A tall snake plant sits in the corner of our dining room, and that simple plant makes me happy.  Recent weather forecast for frost signaled the time to bring potted plants indoors.  It felt good, almost soothing, to wipe the dust and grime off the long, narrow, strong leaves.  Partly because when I clean, I want to see a difference and this plant was dirty. But mostly, because it once belonged to my grandmother.

             A tall snake plant in a white pot always set on Grandma and Papa’s front porch.   She called it a mothers-in-law tongue, and her mother gave it to her.  As a kid, I didn’t really like it. The pointed, sharp leaves hurt when I brushed by arm or leg against them and I didn’t think it was pretty.  After Grandma’s death about thirty years ago, my aunt moved the plant to her house and shared two starter plants with me.  Grandma had few material things to pass on so I was really glad to have something that was hers; something she had nurtured.

            Snake plants require little care.  In fact, leave them alone and they grow well.  In the summer, I sat the pots outside and prided myself that the leaves were green and healthy.  When frost threatened, I moved the plants into a garage corner for the winter.  After many weeks, I noticed the tall leaves were limp. So, I set the pots in a bucket and poured water around the soil and left the plants in water all day. In fact, I left them for several days, and the leaves began to turn yellow.  I’d broken the #1 rule about care for snake plants: don’t overwater.

            Root rot killed one plant. Aunt Doris gave me detailed instructions to save the other one and she offered new starter plants, but I was determined to bring my small plant back to life. And I did, and now truly appreciate it as Grandma did hers.  

            The long, narrow, strong leaves earned this plant the name snake plant and prompted other names.

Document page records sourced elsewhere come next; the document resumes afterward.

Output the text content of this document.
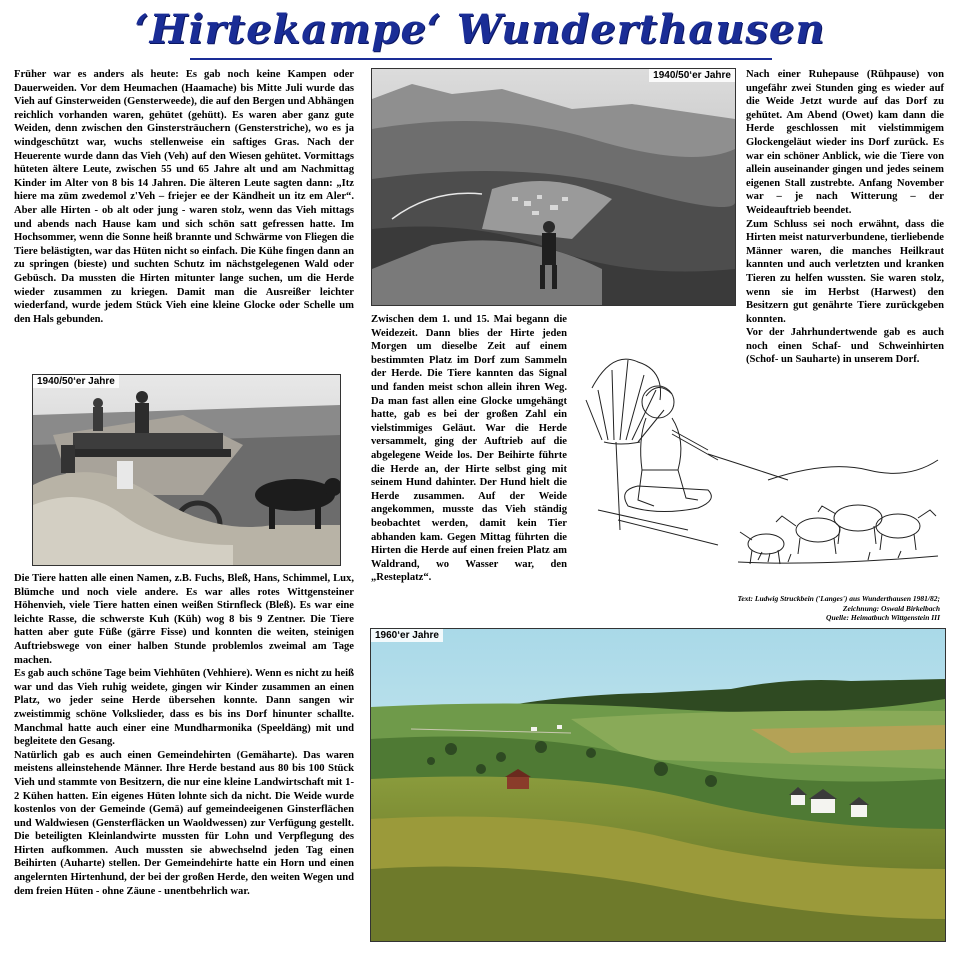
‘Hirtekampe‘ Wunderthausen

Früher war es anders als heute: Es gab noch keine Kampen oder Dauerweiden. Vor dem Heumachen (Haamache) bis Mitte Juli wurde das Vieh auf Ginsterweiden (Gensterweede), die auf den Bergen und Abhängen reichlich vorhanden waren, gehütet (gehütt). Es waren aber ganz gute Weiden, denn zwischen den Ginstersträuchern (Gensterstriche), wo es ja windgeschützt war, wuchs stellenweise ein saftiges Gras. Nach der Heuerente wurde dann das Vieh (Veh) auf den Wiesen gehütet. Vormittags hüteten ältere Leute, zwischen 55 und 65 Jahre alt und am Nachmittag Kinder im Alter von 8 bis 14 Jahren. Die älteren Leute sagten dann: „Itz hiere ma züm zwedemol z'Veh – friejer ee der Kändheit un itz em Aler“. Aber alle Hirten - ob alt oder jung - waren stolz, wenn das Vieh mittags und abends nach Hause kam und sich schön satt gefressen hatte. Im Hochsommer, wenn die Sonne heiß brannte und Schwärme von Fliegen die Tiere belästigten, war das Hüten nicht so einfach. Die Kühe fingen dann an zu springen (bieste) und suchten Schutz im nächstgelegenen Wald oder Gebüsch. Da mussten die Hirten mitunter lange suchen, um die Herde wieder zusammen zu kriegen. Damit man die Ausreißer leichter wiederfand, wurde jedem Stück Vieh eine kleine Glocke oder Schelle um den Hals gebunden.

1940/50‘er Jahre

Die Tiere hatten alle einen Namen, z.B. Fuchs, Bleß, Hans, Schimmel, Lux, Blümche und noch viele andere. Es war alles rotes Wittgensteiner Höhenvieh, viele Tiere hatten einen weißen Stirnfleck (Bleß). Es war eine leichte Rasse, die schwerste Kuh (Küh) wog 8 bis 9 Zentner. Die Tiere hatten aber gute Füße (gärre Fisse) und konnten die weiten, steinigen Auftriebswege von einer halben Stunde problemlos zweimal am Tage machen.

Es gab auch schöne Tage beim Viehhüten (Vehhiere). Wenn es nicht zu heiß war und das Vieh ruhig weidete, gingen wir Kinder zusammen an einen Platz, wo jeder seine Herde übersehen konnte. Dann sangen wir zweistimmig schöne Volkslieder, dass es bis ins Dorf hinunter schallte. Manchmal hatte auch einer eine Mundharmonika (Speeldäng) mit und begleitete den Gesang.

Natürlich gab es auch einen Gemeindehirten (Gemäharte). Das waren meistens alleinstehende Männer. Ihre Herde bestand aus 80 bis 100 Stück Vieh und stammte von Besitzern, die nur eine kleine Landwirtschaft mit 1-2 Kühen hatten. Ein eigenes Hüten lohnte sich da nicht. Die Weide wurde kostenlos von der Gemeinde (Gemä) auf gemeindeeigenen Ginsterflächen und Waldwiesen (Gensterfläcken un Waoldwessen) zur Verfügung gestellt. Die beteiligten Kleinlandwirte mussten für Lohn und Verpflegung des Hirten aufkommen. Auch mussten sie abwechselnd jeden Tag einen Beihirten (Auharte) stellen. Der Gemeindehirte hatte ein Horn und einen angelernten Hirtenhund, der bei der großen Herde, den weiten Wegen und dem freien Hüten - ohne Zäune - unentbehrlich war.

1940/50‘er Jahre

Zwischen dem 1. und 15. Mai begann die Weidezeit. Dann blies der Hirte jeden Morgen um dieselbe Zeit auf einem bestimmten Platz im Dorf zum Sammeln der Herde. Die Tiere kannten das Signal und fanden meist schon allein ihren Weg. Da man fast allen eine Glocke umgehängt hatte, gab es bei der großen Zahl ein vielstimmiges Geläut. War die Herde versammelt, ging der Auftrieb auf die abgelegene Weide los. Der Beihirte führte die Herde an, der Hirte selbst ging mit seinem Hund dahinter. Der Hund hielt die Herde zusammen. Auf der Weide angekommen, musste das Vieh ständig beobachtet werden, damit kein Tier abhanden kam. Gegen Mittag führten die Hirten die Herde auf einen freien Platz am Waldrand, wo Wasser war, den „Resteplatz“.

Nach einer Ruhepause (Rühpause) von ungefähr zwei Stunden ging es wieder auf die Weide Jetzt wurde auf das Dorf zu gehütet. Am Abend (Owet) kam dann die Herde geschlossen mit vielstimmigem Glockengeläut wieder ins Dorf zurück. Es war ein schöner Anblick, wie die Tiere von allein auseinander gingen und jedes seinem eigenen Stall zustrebte. Anfang November war – je nach Witterung – der Weideauftrieb beendet.

Zum Schluss sei noch erwähnt, dass die Hirten meist naturverbundene, tierliebende Männer waren, die manches Heilkraut kannten und auch verletzten und kranken Tieren zu helfen wussten. Sie waren stolz, wenn sie im Herbst (Harwest) den Besitzern gut genährte Tiere zurückgeben konnten.

Vor der Jahrhundertwende gab es auch noch einen Schaf- und Schweinhirten (Schof- un Sauharte) in unserem Dorf.

Text: Ludwig Struckbein ('Langes') aus Wunderthausen 1981/82;
Zeichnung: Oswald Birkelbach
Quelle: Heimatbuch Wittgenstein III
1960‘er Jahre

Mothers-in-law because we mothers sometimes struggle to hold our tongues.  In Spain, it’s known as Saint George’s sword.  It’s also called viper’s bowstring because the stiff fiber in the leaves are strong. 

            Snake plants are succulent plants and their leaves retain water, similar to a cactus. I finally learned to water mine only when the top few inches of its soil are completely dry and to never pour water on the leaves.  I just learned that snake plants clean the air better than most plants because not only do they give off oxygen, they absorb high amounts of carbon monoxide and filter toxins in the air.  I’m sure Grandma didn’t know her plant helped to keep her healthy. 

            Now, the tallest leaf on my snake plant is about 40”and there are dozens of leaves, so many that it must be divided.  Next spring, I’ll give starter plants to my children.  Who knows how many generations might enjoy a simple snake plant?